10. Over het beroep op de hoorplicht overweegt de rechtbank het volgende. Uitgangspunt is dat een vreemdeling in bezwaar moet worden gehoord. Het is aan een vreemdeling om in bezwaar concreet toe te lichten waarom hij zich niet kan verenigen met het primaire besluit. De rechtbank oordeelt dat eisers bezwaar zich richt tegen de afwijzing van een herhaalde aanvraag. Eiser heeft in bezwaar niet aannemelijk gemaakt dat sprake is van nieuwe feiten of veranderde omstandigheden. Hij heeft hiertoe ook niet de gevraagde documenten overgelegd. Gelet hierop oordeelt de rechtbank dat verweerder van horen heeft mogen afzien.
11. Het beroep is ongegrond.
12. Voor een proceskostenveroordeling bestaat geen aanleiding.

Beslissing

De rechtbank verklaart het beroep ongegrond.
Deze uitspraak is gedaan door mr. S.G.M. van Veen, rechter, in aanwezigheid van mr.
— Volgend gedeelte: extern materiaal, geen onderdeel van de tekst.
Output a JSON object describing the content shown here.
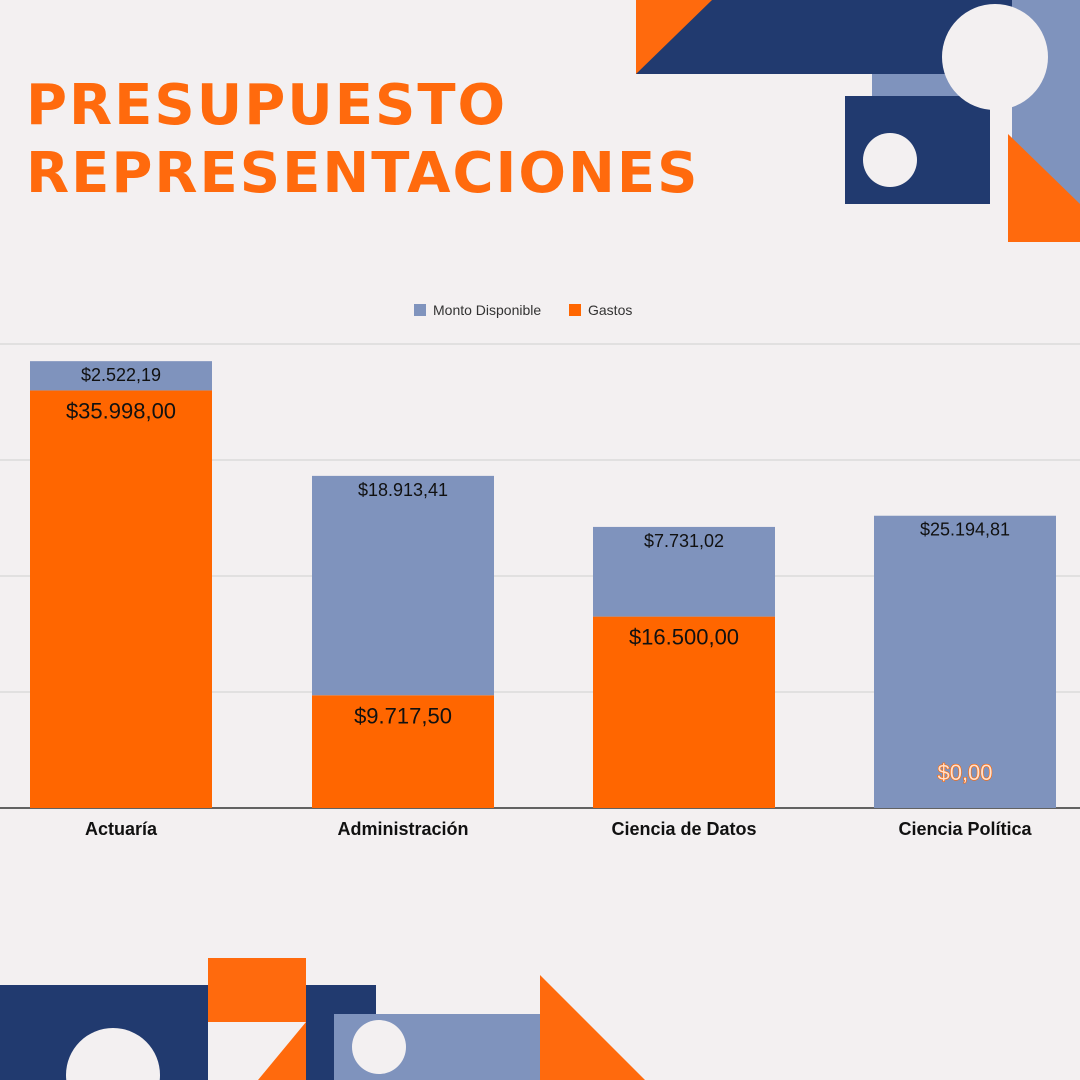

M. van Ettikhoven, griffier.
De uitspraak is uitgesproken in het openbaar en bekendgemaakt op:
30 juni 2023

Documentcode: [documentcode]

Bent u het niet eens met deze uitspraak?

Als u het niet eens bent met deze uitspraak, kunt u een brief sturen naar de Afdeling bestuursrechtspraak van de Raad van State waarin u uitlegt waarom u het er niet mee eens bent. Dit heet een beroepschrift. U moet dit beroepschrift indienen binnen 4 weken na de dag waarop deze uitspraak is verzonden. U ziet deze datum hierboven.